Why does my youth or childhood always seem like a better place though? Is this the same for most people - is this what drives us to buy mauled Star Wars figures, old books we remember from school and stop every time we hear a tune from those days, even though we may not even have liked it much back then. Christ I've even got an Abba CD downstairs and they are definitely not my scene - but I still listen to it.

Thing is I can't say my childhood was particularly spectacular - my sister and I were brought up by my Mum who struggled on her own till she remarried when I was about 11. We didn't have lots of things or have lots of days out and stuff like that. And yet it all seems now like one long adventure. Mostly eternal summer - action man wars with the neighbours and sneaking to my door to read books in the failing light after bed time - with the occasionally exciting winter, building igloos in the back garden, disappearing into snow drifts and Christmas stories of Peter Rabbit. Of course it wasn't all like that but that's how it seems now.

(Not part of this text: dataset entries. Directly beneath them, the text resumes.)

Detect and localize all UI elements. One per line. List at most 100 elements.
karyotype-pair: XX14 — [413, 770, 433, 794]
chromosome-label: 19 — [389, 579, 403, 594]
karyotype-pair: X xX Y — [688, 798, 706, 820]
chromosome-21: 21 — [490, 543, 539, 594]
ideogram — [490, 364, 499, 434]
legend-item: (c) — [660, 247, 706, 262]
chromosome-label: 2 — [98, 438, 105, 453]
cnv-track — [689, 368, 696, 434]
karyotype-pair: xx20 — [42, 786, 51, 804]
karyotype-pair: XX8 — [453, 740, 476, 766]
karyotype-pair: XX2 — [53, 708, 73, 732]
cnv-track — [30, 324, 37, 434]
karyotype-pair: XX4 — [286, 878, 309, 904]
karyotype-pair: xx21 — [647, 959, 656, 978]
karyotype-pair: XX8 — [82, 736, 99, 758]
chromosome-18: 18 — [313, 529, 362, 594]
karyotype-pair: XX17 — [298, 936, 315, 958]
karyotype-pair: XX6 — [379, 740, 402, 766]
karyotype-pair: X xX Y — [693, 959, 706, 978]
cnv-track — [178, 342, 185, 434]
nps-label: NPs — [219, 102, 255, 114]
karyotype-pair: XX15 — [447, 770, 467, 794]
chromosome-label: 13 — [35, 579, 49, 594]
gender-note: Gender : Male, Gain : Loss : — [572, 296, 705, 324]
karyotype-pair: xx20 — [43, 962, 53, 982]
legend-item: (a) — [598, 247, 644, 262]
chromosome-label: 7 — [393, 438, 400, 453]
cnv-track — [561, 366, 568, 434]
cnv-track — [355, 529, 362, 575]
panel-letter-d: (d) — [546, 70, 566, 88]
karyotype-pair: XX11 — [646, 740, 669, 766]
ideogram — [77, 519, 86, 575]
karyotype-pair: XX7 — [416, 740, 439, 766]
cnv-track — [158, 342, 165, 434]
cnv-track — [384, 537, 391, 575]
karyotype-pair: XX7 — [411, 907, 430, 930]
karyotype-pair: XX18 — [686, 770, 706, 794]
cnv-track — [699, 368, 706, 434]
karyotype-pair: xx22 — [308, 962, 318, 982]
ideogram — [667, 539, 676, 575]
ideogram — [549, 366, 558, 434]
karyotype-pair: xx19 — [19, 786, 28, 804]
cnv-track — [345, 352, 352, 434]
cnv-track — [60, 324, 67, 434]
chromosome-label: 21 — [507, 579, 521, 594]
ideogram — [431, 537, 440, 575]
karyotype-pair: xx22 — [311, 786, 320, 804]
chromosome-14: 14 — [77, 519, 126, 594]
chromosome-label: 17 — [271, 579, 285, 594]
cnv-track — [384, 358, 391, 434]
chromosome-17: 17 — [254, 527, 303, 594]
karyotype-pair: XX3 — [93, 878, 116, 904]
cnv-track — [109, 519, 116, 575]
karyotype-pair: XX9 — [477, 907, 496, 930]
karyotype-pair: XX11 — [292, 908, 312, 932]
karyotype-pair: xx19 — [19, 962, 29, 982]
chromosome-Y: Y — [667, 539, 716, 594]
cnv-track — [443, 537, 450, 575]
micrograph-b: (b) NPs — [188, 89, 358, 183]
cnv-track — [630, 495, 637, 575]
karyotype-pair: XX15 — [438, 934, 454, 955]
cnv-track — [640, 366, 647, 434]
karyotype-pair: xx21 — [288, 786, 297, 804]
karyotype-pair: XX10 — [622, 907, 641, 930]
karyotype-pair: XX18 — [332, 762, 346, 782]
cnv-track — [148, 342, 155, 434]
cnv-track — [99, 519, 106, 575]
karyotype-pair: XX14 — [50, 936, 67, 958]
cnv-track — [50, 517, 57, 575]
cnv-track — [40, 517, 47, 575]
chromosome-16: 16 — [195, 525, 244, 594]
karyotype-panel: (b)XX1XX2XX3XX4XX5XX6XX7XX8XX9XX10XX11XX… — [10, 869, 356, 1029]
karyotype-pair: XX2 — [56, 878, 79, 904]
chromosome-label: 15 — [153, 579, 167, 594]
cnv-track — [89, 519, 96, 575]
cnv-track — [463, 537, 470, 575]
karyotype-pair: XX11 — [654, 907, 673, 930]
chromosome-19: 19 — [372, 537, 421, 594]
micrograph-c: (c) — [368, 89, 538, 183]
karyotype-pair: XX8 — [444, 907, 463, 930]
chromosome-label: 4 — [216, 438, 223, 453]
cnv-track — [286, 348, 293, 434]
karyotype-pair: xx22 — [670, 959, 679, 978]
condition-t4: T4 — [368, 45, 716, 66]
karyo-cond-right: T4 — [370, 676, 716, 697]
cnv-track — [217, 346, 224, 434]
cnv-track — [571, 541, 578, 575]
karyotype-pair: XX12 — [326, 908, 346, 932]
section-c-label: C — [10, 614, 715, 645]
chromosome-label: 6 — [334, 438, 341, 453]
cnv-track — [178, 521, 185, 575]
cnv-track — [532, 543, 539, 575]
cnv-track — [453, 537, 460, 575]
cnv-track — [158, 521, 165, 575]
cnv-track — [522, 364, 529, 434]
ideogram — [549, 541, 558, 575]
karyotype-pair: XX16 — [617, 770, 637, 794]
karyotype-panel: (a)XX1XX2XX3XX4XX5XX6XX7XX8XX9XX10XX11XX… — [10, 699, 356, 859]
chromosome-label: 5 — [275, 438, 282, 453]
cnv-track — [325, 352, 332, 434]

Is it just the sobering nature of responsibility that makes me want to turn the clock back? The cold truth that actually the world can be a harsh place and now love is so rarely unconditional? That there are people you could not hope to understand, that there is no Santa and maybe there is no-one who listens to your prayers? That, in the words of an early 80s song, one of those I've always loved:

The further we go
And older we grow
The more we know ...

How odd that this and more perhaps results in us reaching, like children for teddy bears, for these objects from our past.

It's kind of comforting to me now that maybe my children will look back on these years of their lives the same way I do mine. Although, at the same time, I kind of hope that they don't need to the way that I do.